Hello, you are not alone to “resonate” with the ideas presented in this great book
When I tried to reproduce in Elixir some on the examples given, I used the “all is struct” approach and the typed_struct library.
Then played with VSCode and dialyzer (using the dialyzer underspecs
and overspecs
options).
Here is the code (just a POC ! ;-)) :
defmodule OrderTakingTypes do
defmodule OrderLines do
use TypedStruct
typedstruct do
field(:lines, list(OrderLine.t()), default: [])
end
end
defmodule OrderLine do
use TypedStruct
typedstruct do
field(:product_code, String.t(), enforce: true)
field(:quantity, number(), default: 0)
field(:price, number(), default: 0)
end
end
defmodule ShippingAddress do
use TypedStruct
typedstruct enforce: true do
field(:town, String.t())
field(:zip_code, String.t())
end
end
defmodule Order do
use TypedStruct
typedstruct enforce: true do
field(:shipping_address, ShippingAddress.t())
field(:order_lines, list(OrderLine.t()))
end
end
defmodule ValidatedOrder do
use TypedStruct
typedstruct enforce: true do
field(:order, Order.t())
field(:validation_date, DateTime.t())
end
end
end
defmodule TypeDemo do
alias OrderTakingTypes.{OrderLines, OrderLine, ShippingAddress, Order, ValidatedOrder}
def send() do
%OrderLines{
lines: [
%OrderLine{price: 10, product_code: "SKU-0001", quantity: 5}
]
}
|> send_to(%ShippingAddress{zip_code: "69000", town: "Lyon"})
end
@spec send_to(OrderLines.t(), ShippingAddress.t()) :: :ok
def send_to(%OrderLines{lines: order_lines}, %ShippingAddress{} = address) do
%Order{
shipping_address: address,
order_lines: order_lines
}
|> validate_order()
|> process_order()
end
@spec validate_order(Order.t()) :: ValidatedOrder.t() | ErrorResponse.t()

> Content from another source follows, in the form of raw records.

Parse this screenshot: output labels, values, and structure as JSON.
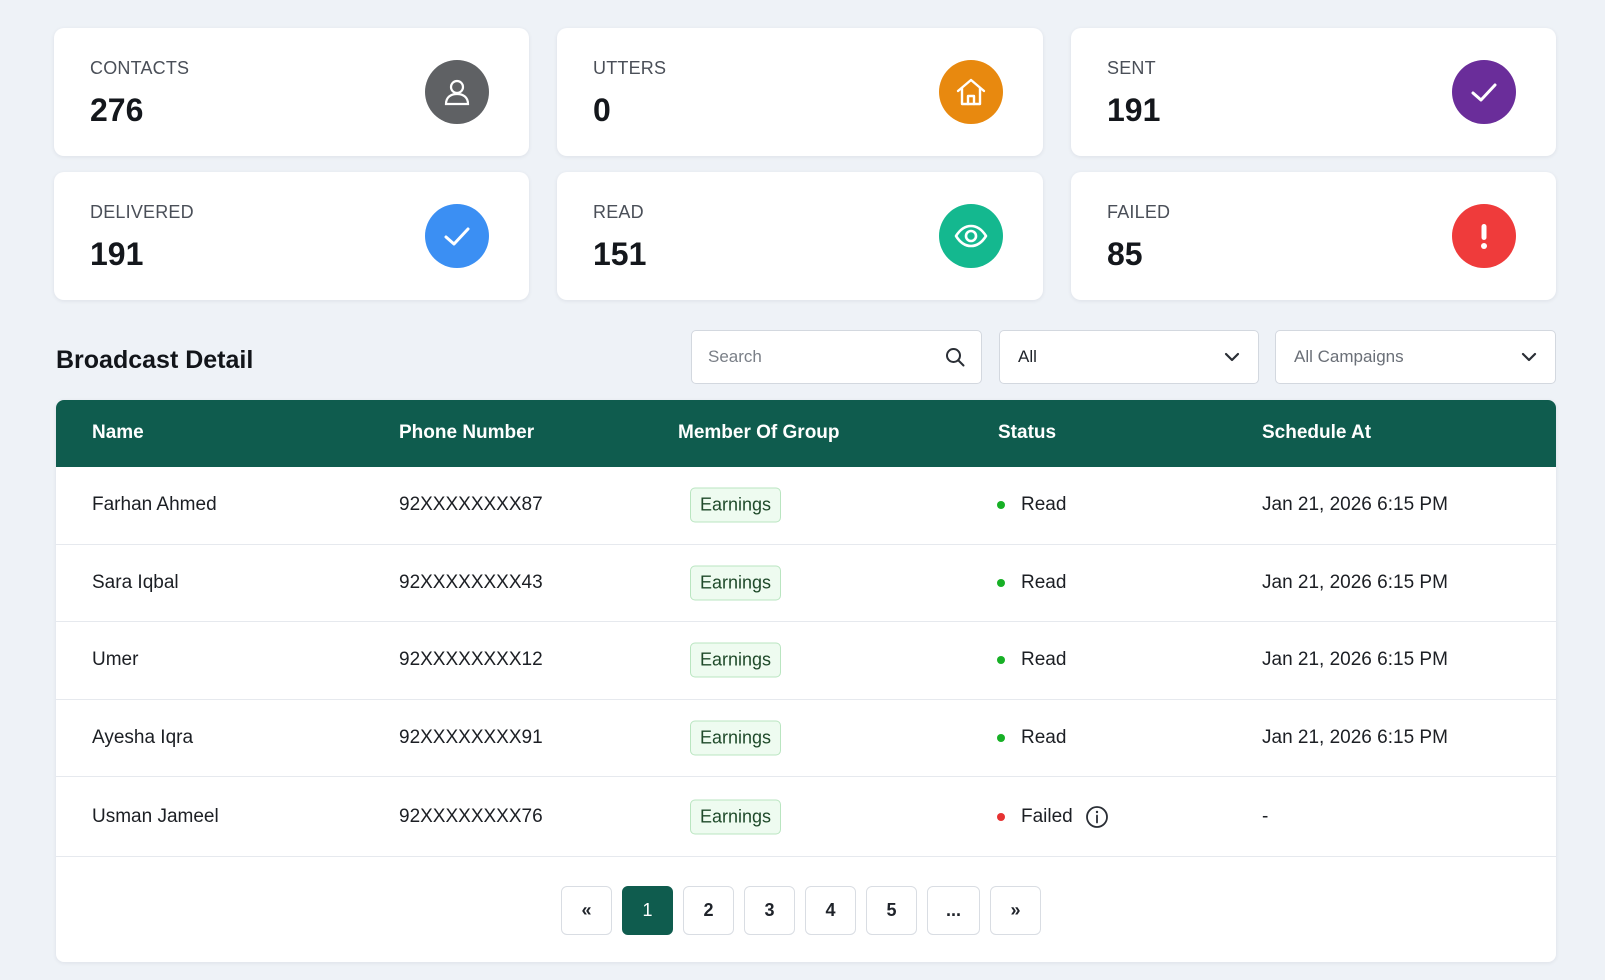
{
  "stats": [
    {
      "label": "CONTACTS",
      "value": "276",
      "icon": "user-icon",
      "color": "#5f6164"
    },
    {
      "label": "UTTERS",
      "value": "0",
      "icon": "home-icon",
      "color": "#e8890f"
    },
    {
      "label": "SENT",
      "value": "191",
      "icon": "check-icon",
      "color": "#6a2d9a"
    },
    {
      "label": "DELIVERED",
      "value": "191",
      "icon": "check-icon",
      "color": "#3b8ff3"
    },
    {
      "label": "READ",
      "value": "151",
      "icon": "eye-icon",
      "color": "#14b88f"
    },
    {
      "label": "FAILED",
      "value": "85",
      "icon": "exclamation-icon",
      "color": "#ef3b3b"
    }
  ],
  "broadcast": {
    "title": "Broadcast Detail",
    "search_placeholder": "Search",
    "status_filter": "All",
    "campaign_filter": "All Campaigns"
  },
  "table": {
    "headers": {
      "name": "Name",
      "phone": "Phone Number",
      "group": "Member Of Group",
      "status": "Status",
      "schedule": "Schedule At"
    },
    "rows": [
      {
        "name": "Farhan Ahmed",
        "phone": "92XXXXXXXX87",
        "group": "Earnings",
        "status": "Read",
        "schedule": "Jan 21, 2026 6:15 PM"
      },
      {
        "name": "Sara Iqbal",
        "phone": "92XXXXXXXX43",
        "group": "Earnings",
        "status": "Read",
        "schedule": "Jan 21, 2026 6:15 PM"
      },
      {
        "name": "Umer",
        "phone": "92XXXXXXXX12",
        "group": "Earnings",
        "status": "Read",
        "schedule": "Jan 21, 2026 6:15 PM"
      },
      {
        "name": "Ayesha Iqra",
        "phone": "92XXXXXXXX91",
        "group": "Earnings",
        "status": "Read",
        "schedule": "Jan 21, 2026 6:15 PM"
      },
      {
        "name": "Usman Jameel",
        "phone": "92XXXXXXXX76",
        "group": "Earnings",
        "status": "Failed",
        "schedule": "-"
      }
    ]
  },
  "status_colors": {
    "read": "#17b026",
    "failed": "#e63232"
  },
  "header_color": "#0f5c4e",
  "pagination": {
    "prev": "«",
    "pages": [
      "1",
      "2",
      "3",
      "4",
      "5"
    ],
    "ellipsis": "...",
    "next": "»",
    "current": "1"
  }
}
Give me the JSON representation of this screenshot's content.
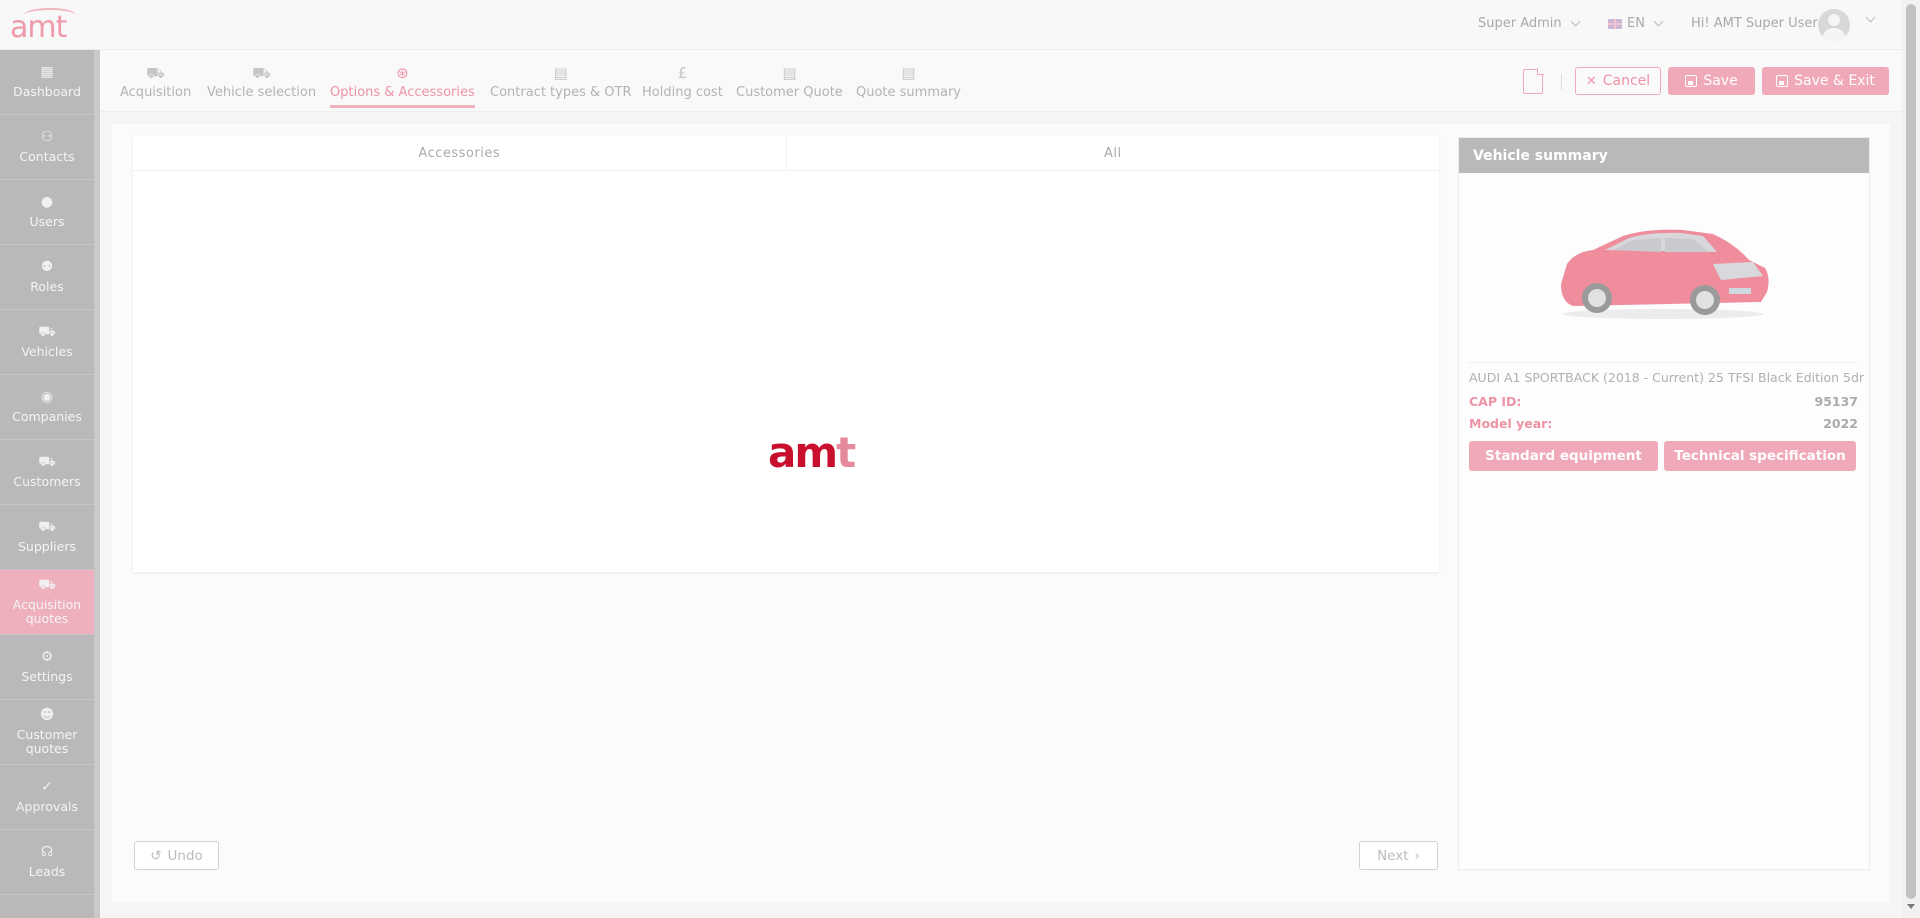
{
  "header": {
    "logo_text": "amt",
    "role": "Super Admin",
    "language": "EN",
    "greeting": "Hi! AMT Super User"
  },
  "sidebar": {
    "items": [
      {
        "label": "Dashboard",
        "icon": "dashboard-icon"
      },
      {
        "label": "Contacts",
        "icon": "contacts-icon"
      },
      {
        "label": "Users",
        "icon": "user-icon"
      },
      {
        "label": "Roles",
        "icon": "roles-icon"
      },
      {
        "label": "Vehicles",
        "icon": "car-icon"
      },
      {
        "label": "Companies",
        "icon": "companies-icon"
      },
      {
        "label": "Customers",
        "icon": "customers-icon"
      },
      {
        "label": "Suppliers",
        "icon": "suppliers-icon"
      },
      {
        "label": "Acquisition quotes",
        "icon": "acquisition-quotes-icon",
        "active": true
      },
      {
        "label": "Settings",
        "icon": "gear-icon"
      },
      {
        "label": "Customer quotes",
        "icon": "customer-quotes-icon"
      },
      {
        "label": "Approvals",
        "icon": "approvals-icon"
      },
      {
        "label": "Leads",
        "icon": "headset-icon"
      }
    ]
  },
  "steps": [
    {
      "label": "Acquisition",
      "icon": "acquisition-icon"
    },
    {
      "label": "Vehicle selection",
      "icon": "car-icon"
    },
    {
      "label": "Options & Accessories",
      "icon": "options-icon",
      "active": true
    },
    {
      "label": "Contract types & OTR",
      "icon": "calculator-icon"
    },
    {
      "label": "Holding cost",
      "icon": "pound-icon"
    },
    {
      "label": "Customer Quote",
      "icon": "quote-icon"
    },
    {
      "label": "Quote summary",
      "icon": "summary-doc-icon"
    }
  ],
  "actions": {
    "cancel": "Cancel",
    "save": "Save",
    "save_exit": "Save & Exit"
  },
  "options_panel": {
    "tabs": [
      "Accessories",
      "All"
    ],
    "loader_logo": "amt"
  },
  "footer": {
    "undo": "Undo",
    "next": "Next"
  },
  "vehicle_summary": {
    "title": "Vehicle summary",
    "vehicle_name": "AUDI A1 SPORTBACK (2018 - Current) 25 TFSI Black Edition 5dr",
    "cap_id_label": "CAP ID:",
    "cap_id": "95137",
    "model_year_label": "Model year:",
    "model_year": "2022",
    "btn_standard": "Standard equipment",
    "btn_technical": "Technical specification"
  },
  "colors": {
    "accent": "#f0a9b8",
    "accent_text": "#ee93a6",
    "sidebar": "#b9b9b9",
    "brand_red": "#c8102e"
  }
}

def validate_order(%Order{order_lines: order_lines} = order) when length(order_lines) > 0 do
%ValidatedOrder{
order: order,
validation_date: DateTime.utc_now()
}
end
def validate_order(%Order{order_lines: order_lines}) when length(order_lines) == 0,
do: %ErrorResponse{code: 500, message: "OrderLines cannot be empty"}
def validate_order(_), do: %ErrorResponse{code: 500, message: "Unknown error"}
@spec process_order(ValidatedOrder.t() | ErrorResponse.t()) :: :ok
def process_order(%ValidatedOrder{
order: %Order{shipping_address: %ShippingAddress{town: town, zip_code: zip_code}}
}),
do: IO.puts("Processed shipping to #{zip_code}, #{town}")
def process_order(%ErrorResponse{code: code, message: message}),
do: IO.puts("Error occured with code '#{code}' and message '#{message}'")
def process_order(_), do: IO.puts("Weird error")
end
Depending of the type of error you introduce (missing return type in @spec
for instance) and on the Dialyzer options, it will be too verbose or too silent.